The ability to generate RNA molecules that can catalyze complex organic transformations not only facilitates the reconstruction and plausibility of possible prebiotic reaction pathways but is also crucial for elucidating the potential of the application of RNA catalysts in organic syntheses. Iterative RNA selection previously identified a ribozyme that catalyzes the Michael addition of a cysteine thiol to an alpha,beta-unsaturated amide. This reaction is chemically similar to the rate limiting step of the thymidylate synthase reaction, which is the corresponding reaction of a cysteine thiol to the double-bond of the uracil nucleobase. Here we provide a detailed description of the synthesis of the ribozyme substrates and the substrate oligonucleotides used for its characterization and the investigation of the background reaction. We also describe the further characterization of the ribozyme with respect to substrate specificity. We show that the thiol group of the cysteine nucleophile is essential for the reaction to proceed. When substituted for a thiomethyl group, no reaction takes place.

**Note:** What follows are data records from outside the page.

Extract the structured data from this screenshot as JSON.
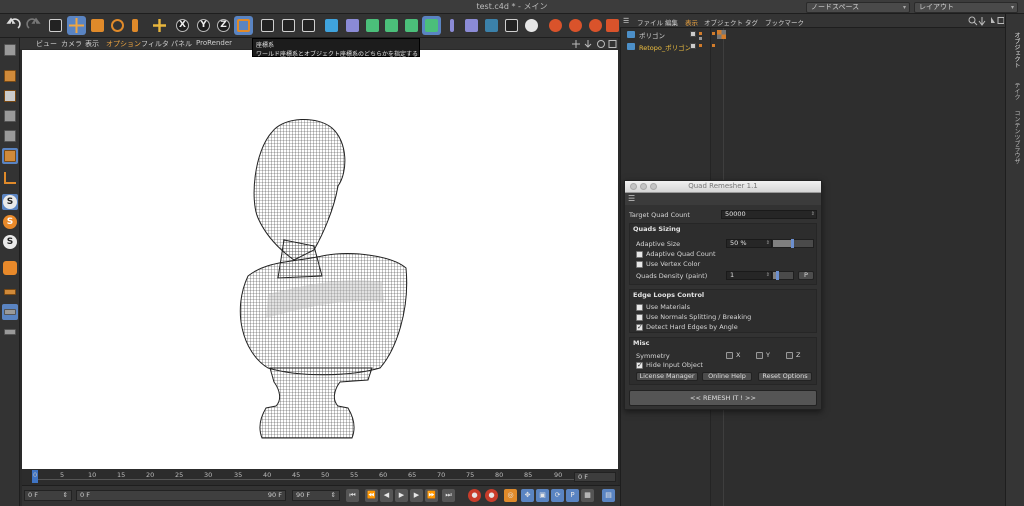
{
  "window": {
    "title": "test.c4d * - メイン",
    "node_space": "ノードスペース",
    "layout": "レイアウト"
  },
  "toolbar": {
    "axis_x": "X",
    "axis_y": "Y",
    "axis_z": "Z"
  },
  "viewport_menu": [
    "ビュー",
    "カメラ",
    "表示",
    "オプション",
    "フィルタ",
    "パネル",
    "ProRender"
  ],
  "tooltip": {
    "title": "座標系",
    "text": "ワールド座標系とオブジェクト座標系のどちらかを指定する"
  },
  "left_toolbar": {
    "icon_s": "S"
  },
  "timeline": {
    "ticks": [
      "0",
      "5",
      "10",
      "15",
      "20",
      "25",
      "30",
      "35",
      "40",
      "45",
      "50",
      "55",
      "60",
      "65",
      "70",
      "75",
      "80",
      "85",
      "90"
    ],
    "current_frame": "0 F",
    "end_frame": "90"
  },
  "transport": {
    "start_field": "0 F",
    "range_min": "0 F",
    "range_max": "90 F",
    "end_field": "90 F"
  },
  "object_manager": {
    "menu": [
      "ファイル",
      "編集",
      "表示",
      "オブジェクト",
      "タグ",
      "ブックマーク"
    ],
    "objects": [
      {
        "name": "ポリゴン"
      },
      {
        "name": "Retopo_ポリゴン"
      }
    ]
  },
  "right_tabs": [
    "オブジェクト",
    "テイク",
    "コンテンツブラウザ"
  ],
  "quad_remesher": {
    "title": "Quad Remesher 1.1",
    "target_quad_count_label": "Target Quad Count",
    "target_quad_count": "50000",
    "quads_sizing_title": "Quads Sizing",
    "adaptive_size_label": "Adaptive Size",
    "adaptive_size": "50 %",
    "adaptive_size_level": 0.5,
    "adaptive_quad_count_label": "Adaptive Quad Count",
    "adaptive_quad_count": false,
    "use_vertex_color_label": "Use Vertex Color",
    "use_vertex_color": false,
    "quads_density_label": "Quads Density (paint)",
    "quads_density": "1",
    "quads_density_level": 0.25,
    "paint_button": "P",
    "edge_loops_title": "Edge Loops Control",
    "use_materials_label": "Use Materials",
    "use_materials": false,
    "use_normals_label": "Use Normals Splitting / Breaking",
    "use_normals": false,
    "detect_hard_edges_label": "Detect Hard Edges by Angle",
    "detect_hard_edges": true,
    "misc_title": "Misc",
    "symmetry_label": "Symmetry",
    "sym_x": "X",
    "sym_y": "Y",
    "sym_z": "Z",
    "hide_input_label": "Hide Input Object",
    "hide_input": true,
    "license_button": "License Manager",
    "help_button": "Online Help",
    "reset_button": "Reset Options",
    "remesh_button": "<<   REMESH IT !   >>"
  }
}
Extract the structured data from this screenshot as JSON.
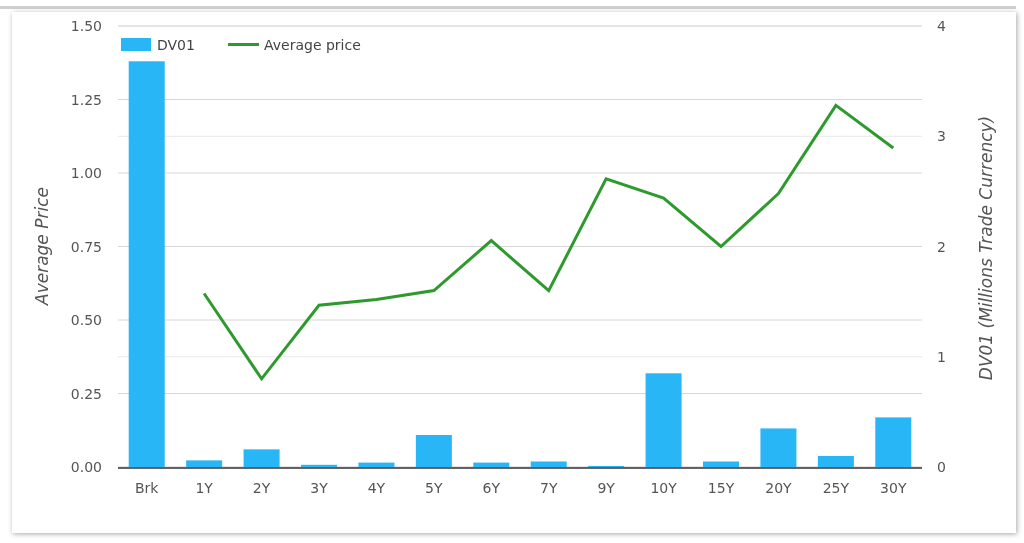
{
  "chart": {
    "chart_data": {
      "type": "bar",
      "grid": true,
      "legend": "top-left",
      "categories": [
        "Brk",
        "1Y",
        "2Y",
        "3Y",
        "4Y",
        "5Y",
        "6Y",
        "7Y",
        "9Y",
        "10Y",
        "15Y",
        "20Y",
        "25Y",
        "30Y"
      ],
      "ylabel": "Average Price",
      "ylim": [
        0,
        1.5
      ],
      "yticks": [
        {
          "value": 0,
          "label": "0.00"
        },
        {
          "value": 0.25,
          "label": "0.25"
        },
        {
          "value": 0.5,
          "label": "0.50"
        },
        {
          "value": 0.75,
          "label": "0.75"
        },
        {
          "value": 1,
          "label": "1.00"
        },
        {
          "value": 1.25,
          "label": "1.25"
        },
        {
          "value": 1.5,
          "label": "1.50"
        }
      ],
      "y2label": "DV01 (Millions Trade Currency)",
      "y2lim": [
        0,
        4
      ],
      "y2ticks": [
        0,
        1,
        2,
        3,
        4
      ],
      "series": [
        {
          "name": "DV01",
          "axis": "y2",
          "color": "#29b6f6",
          "values": [
            3.68,
            0.06,
            0.16,
            0.02,
            0.04,
            0.29,
            0.04,
            0.05,
            0.01,
            0.85,
            0.05,
            0.35,
            0.1,
            0.45
          ]
        },
        {
          "name": "Average price",
          "type": "line",
          "color": "#2e9a2e",
          "values": [
            null,
            0.59,
            0.3,
            0.55,
            0.57,
            0.6,
            0.77,
            0.6,
            0.98,
            0.915,
            0.75,
            0.93,
            1.23,
            1.085
          ]
        }
      ]
    }
  }
}
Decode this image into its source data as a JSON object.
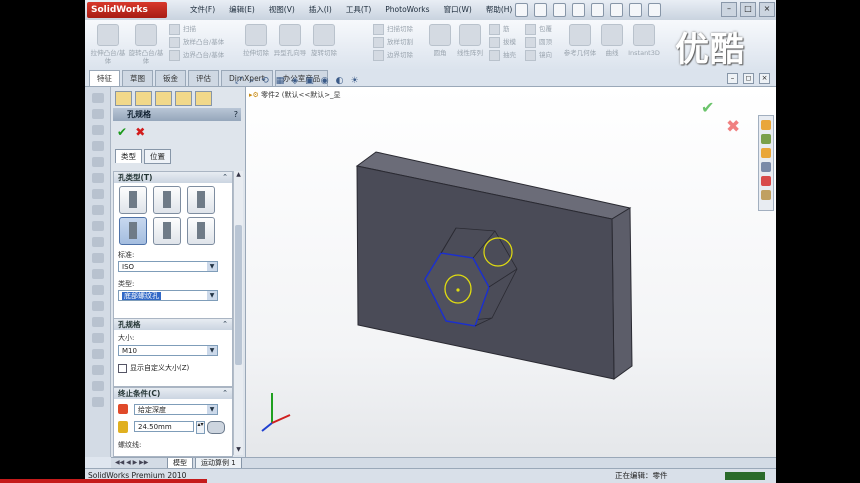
{
  "window": {
    "app_name": "SolidWorks",
    "menu": [
      "文件(F)",
      "编辑(E)",
      "视图(V)",
      "插入(I)",
      "工具(T)",
      "PhotoWorks",
      "窗口(W)",
      "帮助(H)"
    ],
    "win_buttons": [
      "–",
      "□",
      "×"
    ]
  },
  "ribbon": {
    "large_buttons": [
      {
        "label": "拉伸凸台/基体"
      },
      {
        "label": "旋转凸台/基体"
      },
      {
        "label": "拉伸切除"
      },
      {
        "label": "异型孔向导"
      },
      {
        "label": "旋转切除"
      },
      {
        "label": "圆角"
      },
      {
        "label": "线性阵列"
      },
      {
        "label": "参考几何体"
      },
      {
        "label": "曲线"
      },
      {
        "label": "Instant3D"
      }
    ],
    "small_buttons": [
      {
        "label": "扫描"
      },
      {
        "label": "放样凸台/基体"
      },
      {
        "label": "边界凸台/基体"
      },
      {
        "label": "扫描切除"
      },
      {
        "label": "放样切割"
      },
      {
        "label": "边界切除"
      },
      {
        "label": "筋"
      },
      {
        "label": "拔模"
      },
      {
        "label": "抽壳"
      },
      {
        "label": "包覆"
      },
      {
        "label": "圆顶"
      },
      {
        "label": "镜向"
      }
    ]
  },
  "tabs": [
    "特征",
    "草图",
    "钣金",
    "评估",
    "DimXpert",
    "办公室产品"
  ],
  "tab_icons": [
    "–",
    "◻",
    "×"
  ],
  "property_manager": {
    "title": "孔规格",
    "help": "?",
    "ok": "✔",
    "cancel": "✖",
    "subtabs": [
      "类型",
      "位置"
    ],
    "hole_type_header": "孔类型(T)",
    "standard_label": "标准:",
    "standard_value": "ISO",
    "type_label": "类型:",
    "type_value": "底部螺纹孔",
    "spec_header": "孔规格",
    "size_label": "大小:",
    "size_value": "M10",
    "custom_size_checkbox": "显示自定义大小(Z)",
    "end_condition_header": "终止条件(C)",
    "end_condition_value": "给定深度",
    "depth_value": "24.50mm",
    "thread_label": "螺纹线:"
  },
  "viewport": {
    "breadcrumb_part": "零件2",
    "breadcrumb_config": "(默认<<默认>_显",
    "colors": {
      "plate_front": "#4a4b57",
      "plate_side": "#5c5d69",
      "plate_top": "#6b6c78",
      "hex_edge": "#1a2fd0",
      "circle": "#e0dc10"
    }
  },
  "bottom_tabs": [
    "模型",
    "运动算例 1"
  ],
  "status": {
    "left": "SolidWorks Premium 2010",
    "right": "正在编辑：零件"
  },
  "watermark": "优酷"
}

生成能够催化复杂有机转化的RNA分子的能力,不仅有助于重建可能的前生物反应途径并使其具有合理性,对于阐明RNA催化剂在有机合成中的应用潜力也至关重要。此前通过迭代RNA筛选鉴定出一种核酶,它能催化半胱氨酸硫醇对α,β-不饱和酰胺的迈克尔加成反应。该反应在化学上类似于胸苷酸合成酶反应的限速步骤,即半胱氨酸硫醇与尿嘧啶核苷酸碱基双键的相应反应。在此,我们详细描述了用于其表征和背景反应研究的核酶底物及底物寡核苷酸的合成。我们还描述了核酶在底物特异性方面的进一步表征。我们表明,半胱氨酸亲核试剂的硫醇基团对于反应的进行至关重要。当被硫甲基取代时,不发生反应。